US allies in NATO's top policy council appeared likely to offer only "substantive consultations" over the plan for a national missile defense proposed by President Bush. At a meeting in Budapest, Hungary, France and Germany led in resisting a more enthusiastic wording and in refusing to portray the possibility of a missile attack as a common threat to the alliance. A communique, however, omitted any mention of the 1972 Anti-Ballistic Missile Treaty, which the Bush administration wants to scrap or at least heavily modify.

"With great pleasure," the military ruler of Pakistan formally accepted an invitation from rival India for a visit to New Delhi to discuss the Kashmir dispute and other bilateral issues. It was not immediately clear when the talks between Gen. Pervez Musharraf and Indian Prime Minister Atal Behari Vajpayee would be held. But Indian Foreign Minister Jaswant Singh dampened hopes for a breakthrough on Kashmir, calling the dispute "a domestic issue" and relations with Pakistan "an international issue."

The 20 American and Filipino hostages seized Sunday by Muslim rebels in the southern Philippines will be executed en masse if government forces attempt the all-out assault ordered by President Gloria Macapagal Arroyo, a spokesman vowed. The Abu Sayyaf movement beheaded two hostages after an almost identical kidnapping last year and killed a Roman Catholic priest as army troops were moving in for a rescue attempt. The rebels have yet to issue a demand for release of the new hostages, although they traded some of those taken last year for millions of dollars in ransom. Arroyo ordered a news blackout and has refused to negotiate with the guerrillas.

The damaged US Navy surveillance plane held since April 1 at a Chinese military base will be airlifted out in pieces, under an agreement between the two governments, reports said. No time frame was announced. But the Foreign Ministry in Beijing said the ordeal should be a "lesson" to the US to cease surveillance flights off the Chinese coast. China also rejected a US request for a Navy minesweeper to make a "routine port call" at Hong Kong beginning June 28.

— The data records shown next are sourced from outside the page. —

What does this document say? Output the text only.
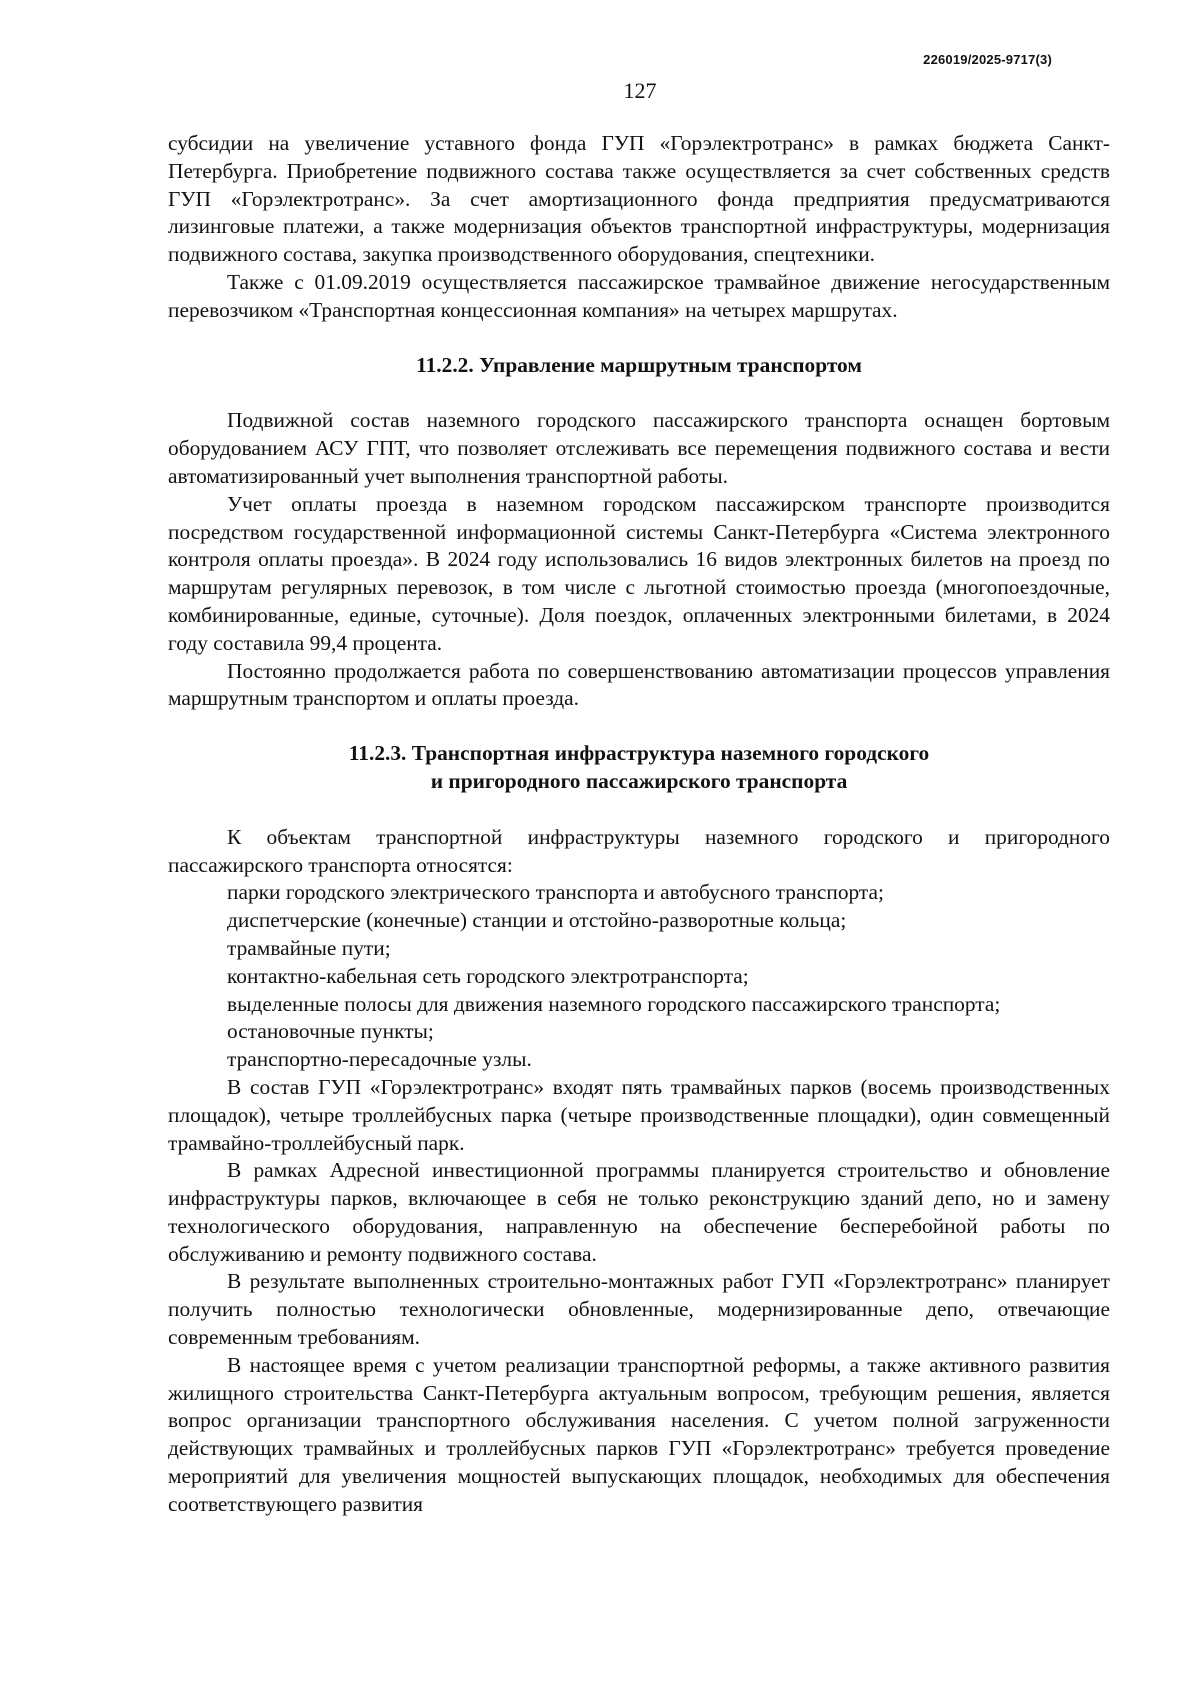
226019/2025-9717(3)
127

субсидии на увеличение уставного фонда ГУП «Горэлектротранс» в рамках бюджета Санкт-Петербурга. Приобретение подвижного состава также осуществляется за счет собственных средств ГУП «Горэлектротранс». За счет амортизационного фонда предприятия предусматриваются лизинговые платежи, а также модернизация объектов транспортной инфраструктуры, модернизация подвижного состава, закупка производственного оборудования, спецтехники.

Также с 01.09.2019 осуществляется пассажирское трамвайное движение негосударственным перевозчиком «Транспортная концессионная компания» на четырех маршрутах.

11.2.2. Управление маршрутным транспортом

Подвижной состав наземного городского пассажирского транспорта оснащен бортовым оборудованием АСУ ГПТ, что позволяет отслеживать все перемещения подвижного состава и вести автоматизированный учет выполнения транспортной работы.

Учет оплаты проезда в наземном городском пассажирском транспорте производится посредством государственной информационной системы Санкт-Петербурга «Система электронного контроля оплаты проезда». В 2024 году использовались 16 видов электронных билетов на проезд по маршрутам регулярных перевозок, в том числе с льготной стоимостью проезда (многопоездочные, комбинированные, единые, суточные). Доля поездок, оплаченных электронными билетами, в 2024 году составила 99,4 процента.

Постоянно продолжается работа по совершенствованию автоматизации процессов управления маршрутным транспортом и оплаты проезда.

11.2.3. Транспортная инфраструктура наземного городского

и пригородного пассажирского транспорта

К объектам транспортной инфраструктуры наземного городского и пригородного пассажирского транспорта относятся:

парки городского электрического транспорта и автобусного транспорта;

диспетчерские (конечные) станции и отстойно-разворотные кольца;

трамвайные пути;

контактно-кабельная сеть городского электротранспорта;

выделенные полосы для движения наземного городского пассажирского транспорта;

остановочные пункты;

транспортно-пересадочные узлы.

В состав ГУП «Горэлектротранс» входят пять трамвайных парков (восемь производственных площадок), четыре троллейбусных парка (четыре производственные площадки), один совмещенный трамвайно-троллейбусный парк.

В рамках Адресной инвестиционной программы планируется строительство и обновление инфраструктуры парков, включающее в себя не только реконструкцию зданий депо, но и замену технологического оборудования, направленную на обеспечение бесперебойной работы по обслуживанию и ремонту подвижного состава.

В результате выполненных строительно-монтажных работ ГУП «Горэлектротранс» планирует получить полностью технологически обновленные, модернизированные депо, отвечающие современным требованиям.

В настоящее время с учетом реализации транспортной реформы, а также активного развития жилищного строительства Санкт-Петербурга актуальным вопросом, требующим решения, является вопрос организации транспортного обслуживания населения. С учетом полной загруженности действующих трамвайных и троллейбусных парков ГУП «Горэлектротранс» требуется проведение мероприятий для увеличения мощностей выпускающих площадок, необходимых для обеспечения соответствующего развития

Frightened residents were streaming from the southern end of Bangui, the capital of the Central African Republic as government troops hunted the mutinous soldiers blamed for a coup attempt against President Ange-Felix Patasse. Reports said three suspects were killed, bringing the casualty count in two days of violence to at least 20. A dawn-to-dusk curfew was in force, businesses and schools were closed, and the state radio station was off the air.